Andrew C. Charles, MD, and Sait Ashina, MD, provide an overview of the pathophysiology of migraine and discuss its 5 clinical phases.
Jessica Ailani, MD: Hello, and welcome to this Neurology Live® Peer Exchange titled “Optimal Management of Acute and Preventive Migraine.” I’m Dr Jessica Ailani, the director of the MedStar Georgetown Headache Center and a professor in the department of neurology at MedStar Georgetown University Hospital in Washington, DC. Joining me are my friends and colleagues Dr Bradley Torphy, the medical director of the Headache Centers of America and the managing director of the Chicago Headache Center and Research Institute in Chicago, Illinois; Dr Sait Ashina, an assistant professor of neurology at the Beth Israel Deaconess Medical Center in Brookline, Massachusetts; Dr Andrew Charles a professor of neurology at the UCLA School of Medicine in Los Angeles, California; and Dr Julio Vieira, a headache specialist and an epidemiologist at Nuvance Health in Kingston, New York, and an assistant professor of neurology at Albert Einstein College of Medicine in the Bronx, New York. Welcome, friends. I’m excited that you guys are joining me. Let’s get started talking about migraine.
Our first topic is going to go through an overview of migraine. We’re going to get into the pathophysiology of migraine and how it pertains to clinical practice.
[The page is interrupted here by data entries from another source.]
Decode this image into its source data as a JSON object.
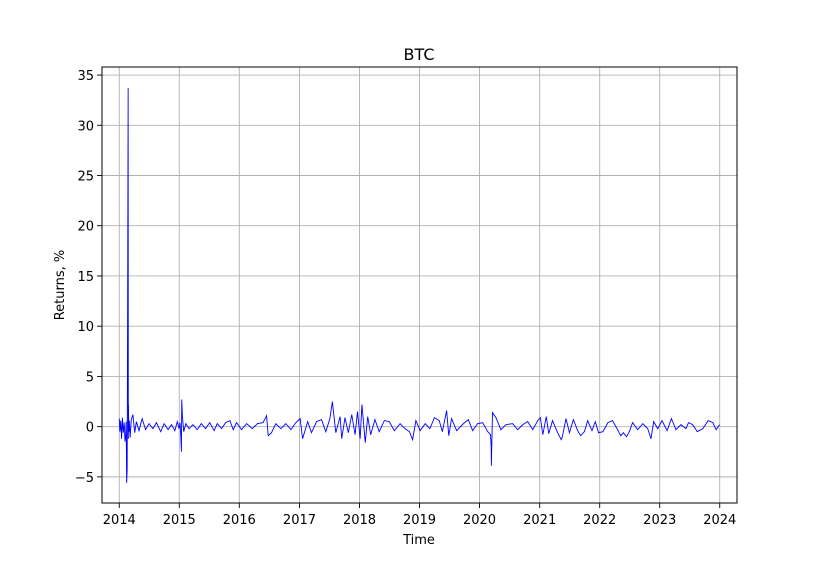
{
  "chart_data": {
    "type": "line",
    "title": "BTC",
    "xlabel": "Time",
    "ylabel": "Returns, %",
    "x_ticks": [
      "2014",
      "2015",
      "2016",
      "2017",
      "2018",
      "2019",
      "2020",
      "2021",
      "2022",
      "2023",
      "2024"
    ],
    "y_ticks": [
      "35",
      "30",
      "25",
      "20",
      "15",
      "10",
      "5",
      "0",
      "−5"
    ],
    "xlim": [
      "2013-09-18",
      "2024-04-15"
    ],
    "ylim": [
      -7.6,
      35.8
    ],
    "grid": true,
    "series": [
      {
        "color": "#0000ff",
        "x": [
          "2014-01-01",
          "2014-01-05",
          "2014-01-10",
          "2014-01-15",
          "2014-01-20",
          "2014-01-25",
          "2014-01-31",
          "2014-02-05",
          "2014-02-09",
          "2014-02-12",
          "2014-02-15",
          "2014-02-18",
          "2014-02-21",
          "2014-02-24",
          "2014-02-25",
          "2014-02-26",
          "2014-02-28",
          "2014-03-03",
          "2014-03-08",
          "2014-03-15",
          "2014-03-25",
          "2014-04-05",
          "2014-04-15",
          "2014-05-01",
          "2014-05-20",
          "2014-06-10",
          "2014-07-01",
          "2014-07-25",
          "2014-08-15",
          "2014-09-10",
          "2014-10-01",
          "2014-10-25",
          "2014-11-15",
          "2014-12-05",
          "2014-12-20",
          "2014-12-31",
          "2015-01-05",
          "2015-01-10",
          "2015-01-14",
          "2015-01-16",
          "2015-01-20",
          "2015-01-28",
          "2015-02-10",
          "2015-03-01",
          "2015-03-25",
          "2015-04-20",
          "2015-05-15",
          "2015-06-10",
          "2015-07-05",
          "2015-08-01",
          "2015-08-20",
          "2015-09-15",
          "2015-10-10",
          "2015-11-05",
          "2015-11-25",
          "2015-12-15",
          "2016-01-15",
          "2016-02-15",
          "2016-03-20",
          "2016-04-20",
          "2016-05-25",
          "2016-06-15",
          "2016-06-25",
          "2016-07-15",
          "2016-08-10",
          "2016-09-10",
          "2016-10-10",
          "2016-11-10",
          "2016-12-10",
          "2017-01-05",
          "2017-01-20",
          "2017-02-20",
          "2017-03-15",
          "2017-04-15",
          "2017-05-15",
          "2017-06-10",
          "2017-07-05",
          "2017-07-20",
          "2017-08-10",
          "2017-09-05",
          "2017-09-15",
          "2017-10-05",
          "2017-10-25",
          "2017-11-15",
          "2017-12-05",
          "2017-12-20",
          "2018-01-05",
          "2018-01-16",
          "2018-02-05",
          "2018-02-20",
          "2018-03-10",
          "2018-04-05",
          "2018-05-01",
          "2018-06-01",
          "2018-07-01",
          "2018-08-01",
          "2018-09-05",
          "2018-10-05",
          "2018-11-01",
          "2018-11-20",
          "2018-12-10",
          "2019-01-05",
          "2019-02-05",
          "2019-03-05",
          "2019-04-02",
          "2019-05-01",
          "2019-05-20",
          "2019-06-15",
          "2019-06-28",
          "2019-07-15",
          "2019-08-15",
          "2019-09-25",
          "2019-10-25",
          "2019-11-20",
          "2019-12-20",
          "2020-01-20",
          "2020-02-20",
          "2020-03-08",
          "2020-03-12",
          "2020-03-13",
          "2020-03-20",
          "2020-04-10",
          "2020-05-10",
          "2020-06-10",
          "2020-07-20",
          "2020-08-20",
          "2020-09-20",
          "2020-10-20",
          "2020-11-20",
          "2020-12-20",
          "2021-01-05",
          "2021-01-20",
          "2021-02-10",
          "2021-02-25",
          "2021-03-20",
          "2021-04-20",
          "2021-05-12",
          "2021-05-19",
          "2021-06-10",
          "2021-07-01",
          "2021-07-25",
          "2021-08-20",
          "2021-09-07",
          "2021-09-30",
          "2021-10-20",
          "2021-11-15",
          "2021-12-05",
          "2021-12-25",
          "2022-01-20",
          "2022-02-20",
          "2022-03-20",
          "2022-04-20",
          "2022-05-09",
          "2022-05-25",
          "2022-06-13",
          "2022-06-30",
          "2022-07-20",
          "2022-08-20",
          "2022-09-20",
          "2022-10-20",
          "2022-11-09",
          "2022-11-25",
          "2022-12-20",
          "2023-01-15",
          "2023-02-15",
          "2023-03-13",
          "2023-04-10",
          "2023-05-10",
          "2023-06-10",
          "2023-06-25",
          "2023-07-20",
          "2023-08-17",
          "2023-09-20",
          "2023-10-23",
          "2023-11-20",
          "2023-12-10",
          "2023-12-31"
        ],
        "y": [
          0.8,
          -0.5,
          0.6,
          -1.2,
          0.9,
          -0.6,
          0.4,
          -1.5,
          -0.8,
          0.5,
          -5.6,
          -4.3,
          12.8,
          33.7,
          -1.2,
          2.2,
          -0.5,
          0.6,
          -1.1,
          0.7,
          1.2,
          -0.6,
          0.5,
          -0.4,
          0.8,
          -0.3,
          0.3,
          -0.2,
          0.4,
          -0.5,
          0.3,
          -0.3,
          0.2,
          -0.4,
          0.5,
          -0.2,
          0.4,
          -0.8,
          -2.5,
          2.7,
          1.1,
          -0.5,
          0.3,
          -0.2,
          0.2,
          -0.3,
          0.3,
          -0.2,
          0.4,
          -0.4,
          0.3,
          -0.2,
          0.4,
          0.6,
          -0.3,
          0.4,
          -0.3,
          0.3,
          -0.2,
          0.3,
          0.4,
          1.1,
          -0.9,
          -0.6,
          0.3,
          -0.2,
          0.3,
          -0.3,
          0.4,
          0.8,
          -1.2,
          0.5,
          -0.6,
          0.5,
          0.7,
          -0.5,
          0.8,
          2.5,
          -0.6,
          1.0,
          -1.2,
          0.9,
          -0.6,
          1.2,
          -0.8,
          1.5,
          -1.2,
          2.2,
          -1.6,
          1.0,
          -0.8,
          0.7,
          -0.5,
          0.6,
          0.5,
          -0.4,
          0.3,
          -0.2,
          -0.5,
          -1.3,
          0.6,
          -0.4,
          0.3,
          -0.2,
          0.9,
          0.6,
          -0.5,
          1.6,
          -0.9,
          0.8,
          -0.4,
          0.3,
          0.7,
          -0.4,
          0.3,
          0.4,
          -0.5,
          -0.8,
          -2.0,
          -3.9,
          1.4,
          0.9,
          -0.3,
          0.2,
          0.3,
          -0.3,
          0.2,
          0.5,
          -0.3,
          0.6,
          0.9,
          -0.8,
          1.0,
          -0.7,
          0.6,
          -0.6,
          -1.3,
          -1.0,
          0.8,
          -0.6,
          0.7,
          -0.4,
          -0.9,
          -0.5,
          0.6,
          -0.4,
          0.5,
          -0.6,
          -0.5,
          0.4,
          0.6,
          -0.3,
          -0.9,
          -0.6,
          -1.0,
          -0.5,
          0.4,
          -0.3,
          0.3,
          -0.2,
          -1.2,
          0.5,
          -0.2,
          0.6,
          -0.4,
          0.8,
          -0.3,
          0.2,
          -0.2,
          0.4,
          0.2,
          -0.5,
          -0.2,
          0.6,
          0.4,
          -0.3,
          0.2
        ]
      }
    ]
  }
}
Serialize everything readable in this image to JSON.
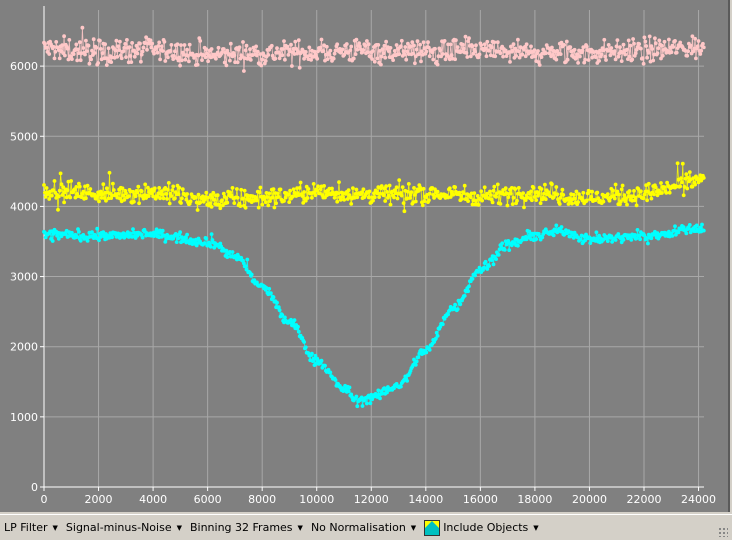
{
  "chart_data": {
    "type": "scatter",
    "title": "",
    "xlabel": "",
    "ylabel": "",
    "xlim": [
      0,
      24200
    ],
    "ylim": [
      0,
      6800
    ],
    "x_ticks": [
      0,
      2000,
      4000,
      6000,
      8000,
      10000,
      12000,
      14000,
      16000,
      18000,
      20000,
      22000,
      24000
    ],
    "y_ticks": [
      0,
      1000,
      2000,
      3000,
      4000,
      5000,
      6000
    ],
    "grid": true,
    "legend": "none",
    "series": [
      {
        "color": "#ffc8c8",
        "x": [
          0,
          2000,
          4000,
          6000,
          8000,
          10000,
          12000,
          14000,
          16000,
          18000,
          20000,
          22000,
          24000
        ],
        "y": [
          6250,
          6200,
          6230,
          6150,
          6180,
          6200,
          6230,
          6200,
          6220,
          6180,
          6190,
          6230,
          6260
        ]
      },
      {
        "color": "#ffff00",
        "x": [
          0,
          2000,
          4000,
          6000,
          8000,
          10000,
          12000,
          14000,
          16000,
          18000,
          20000,
          22000,
          24000
        ],
        "y": [
          4250,
          4180,
          4200,
          4080,
          4120,
          4200,
          4170,
          4180,
          4150,
          4200,
          4120,
          4180,
          4380
        ]
      },
      {
        "color": "#00ffff",
        "x": [
          0,
          2000,
          4000,
          6000,
          7000,
          8000,
          9000,
          10000,
          11000,
          11500,
          12000,
          13000,
          14000,
          15000,
          16000,
          17000,
          18000,
          19000,
          20000,
          22000,
          24000
        ],
        "y": [
          3600,
          3580,
          3600,
          3500,
          3300,
          2850,
          2350,
          1800,
          1400,
          1230,
          1270,
          1450,
          1950,
          2550,
          3100,
          3450,
          3580,
          3650,
          3530,
          3580,
          3680
        ]
      }
    ]
  },
  "toolbar": {
    "filter_label": "LP Filter",
    "mode_label": "Signal-minus-Noise",
    "binning_label": "Binning 32 Frames",
    "normalisation_label": "No Normalisation",
    "include_objects_label": "Include Objects",
    "include_objects_icon": "objects-icon"
  },
  "colors": {
    "plot_background": "#808080",
    "grid": "#a8a8a8",
    "axis": "#ffffff",
    "toolbar_background": "#d4d0c8"
  }
}
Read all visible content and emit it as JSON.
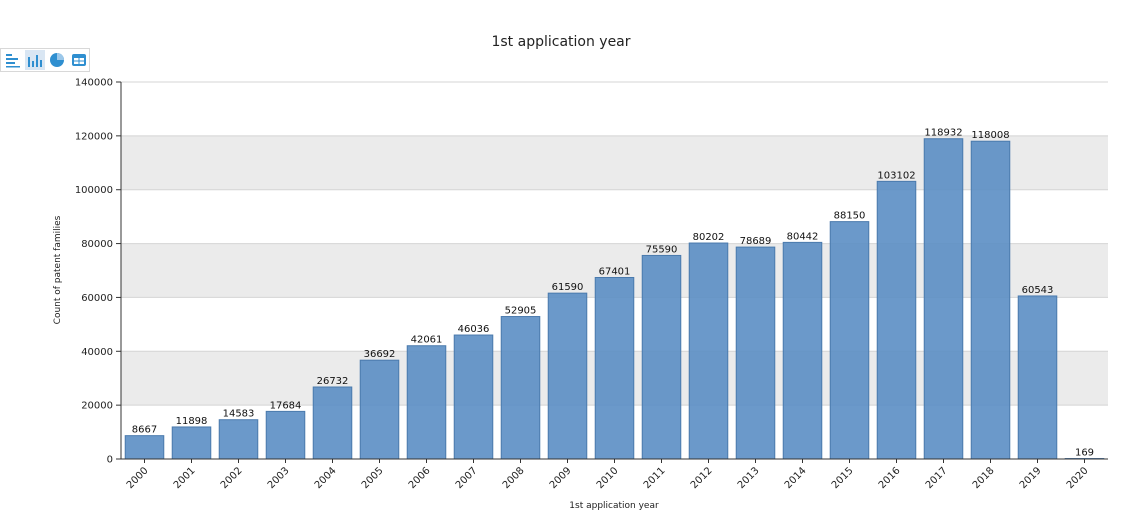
{
  "toolbar": {
    "buttons": [
      {
        "icon": "horizontal-bar-chart-icon"
      },
      {
        "icon": "vertical-bar-chart-icon"
      },
      {
        "icon": "pie-chart-icon"
      },
      {
        "icon": "table-icon"
      }
    ]
  },
  "colors": {
    "bar": "#5b8ec4",
    "bar_stroke": "#4a7aad",
    "band": "#ebebeb",
    "icon": "#2f8fd0"
  },
  "chart_data": {
    "type": "bar",
    "title": "1st application year",
    "xlabel": "1st application year",
    "ylabel": "Count of patent families",
    "ylim": [
      0,
      140000
    ],
    "yticks": [
      0,
      20000,
      40000,
      60000,
      80000,
      100000,
      120000,
      140000
    ],
    "categories": [
      "2000",
      "2001",
      "2002",
      "2003",
      "2004",
      "2005",
      "2006",
      "2007",
      "2008",
      "2009",
      "2010",
      "2011",
      "2012",
      "2013",
      "2014",
      "2015",
      "2016",
      "2017",
      "2018",
      "2019",
      "2020"
    ],
    "values": [
      8667,
      11898,
      14583,
      17684,
      26732,
      36692,
      42061,
      46036,
      52905,
      61590,
      67401,
      75590,
      80202,
      78689,
      80442,
      88150,
      103102,
      118932,
      118008,
      60543,
      169
    ],
    "grid": true,
    "banded_background": true,
    "legend": "none"
  }
}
I thought we’d start by asking Dr Charles about the biological pathways that underline the symptoms associated with migraine. Dr Charles, can you walk us through some of the pathophysiology of migraine and how we might think about that clinically when we’re seeing our patients?
Andrew C. Charles, MD: We have to start with the concept that a migraine attack is much more than just a headache. It’s a wide idea of symptoms that can evolve over hours to days. Broadly speaking, the phases of a migraine attack can be described as the prodromal, or premonitory, phase; the aura phase; the headache phase; the postdrome phase; and the interictal phase. The symptoms that happen during the premonitory phase can be wide-ranging and variable. They include neck pain, mood change, fatigue, change, appetite, light sensitivity, and a host of others. The aura phase typically comprises visual aura symptoms but may also be sensory or language or rarely motor or brain stem symptoms. Those typically last 15 minutes to an hour…. A lot of premonitory and sometimes even aura phase symptoms can persist into the headache phase of the attack. In the postdrome phase are the residual symptoms that persist after headache, including some of the same ones that were in the premonitory phase: neck pain, fatigue, mood change, change in appetite. Finally, the interictal phase is the time between attacks.
Some people, especially with those with chronic migraine, may even have persistent symptoms between attacks. In terms of pathophysiology, it’s a very complex cascade of events. One thing that’s important is that with functional imaging studies, fMRI [functional MRI], and PET [positron emission tomography], you can see changes in brain activity in different brain regions that correlate with this variety of symptoms. For example, changes in the cortex corresponding with visual symptoms, and changes in sensory cortex or thalamus corresponding with sensory symptoms. We’re beginning to get a picture of the different brain regions that are activated or inactivated during these phases of a migraine attack.
Jessica Ailani, MD: Sait, how do you bring this to your patients in clinic? Andy talked to us about the different phases. I’m sure that in clinic, patients talk to you about their migraines. How do we refocus and get the broad picture, asking them about prodrome and postdrome? What do they tell you? What kinds of questions do you ask to get to the bottom of this? How long do these phases usually last? What do patients usually tell you?
Sait Ashina, MD: My first question about those symptoms starts with my headache intake form, which I give my patients at their initial visits. In that form, there are questions about the phases, which Dr Charles mentioned: premonitory phases or symptoms and the headache symptoms, as well as the postdrome symptoms, which I ask about. More recently, I started to ask the patients about the time between their attacks. What happens to them between their attacks? How do they feel? There are studies showing that the patients are disabled between their attacks because they sometimes may experience symptoms. I usually ask them what happens before your headache starts, hours or even days before. What symptoms they experience. I even give them some examples, so they can go over these examples and check the boxes if I have difficulty remembering. It may be difficult for patients to express about their premonitory symptoms because they never think about them. As I said, the intake forms help them do that and help receive this information. Migraine is not just a headache. It also includes symptoms before the headache. Then there’s a headache phase. There may be some aura symptoms, and then there is so-called resolution phase, or postdrome phase, where the patients can experience some of the symptoms. This could be as debilitating as the headaches themselves.
Jessica Ailani, MD: You talked about the interictal period, the time between attacks. That’s relevant to patients with migraine, whether they have what we call episodic or chronic migraine.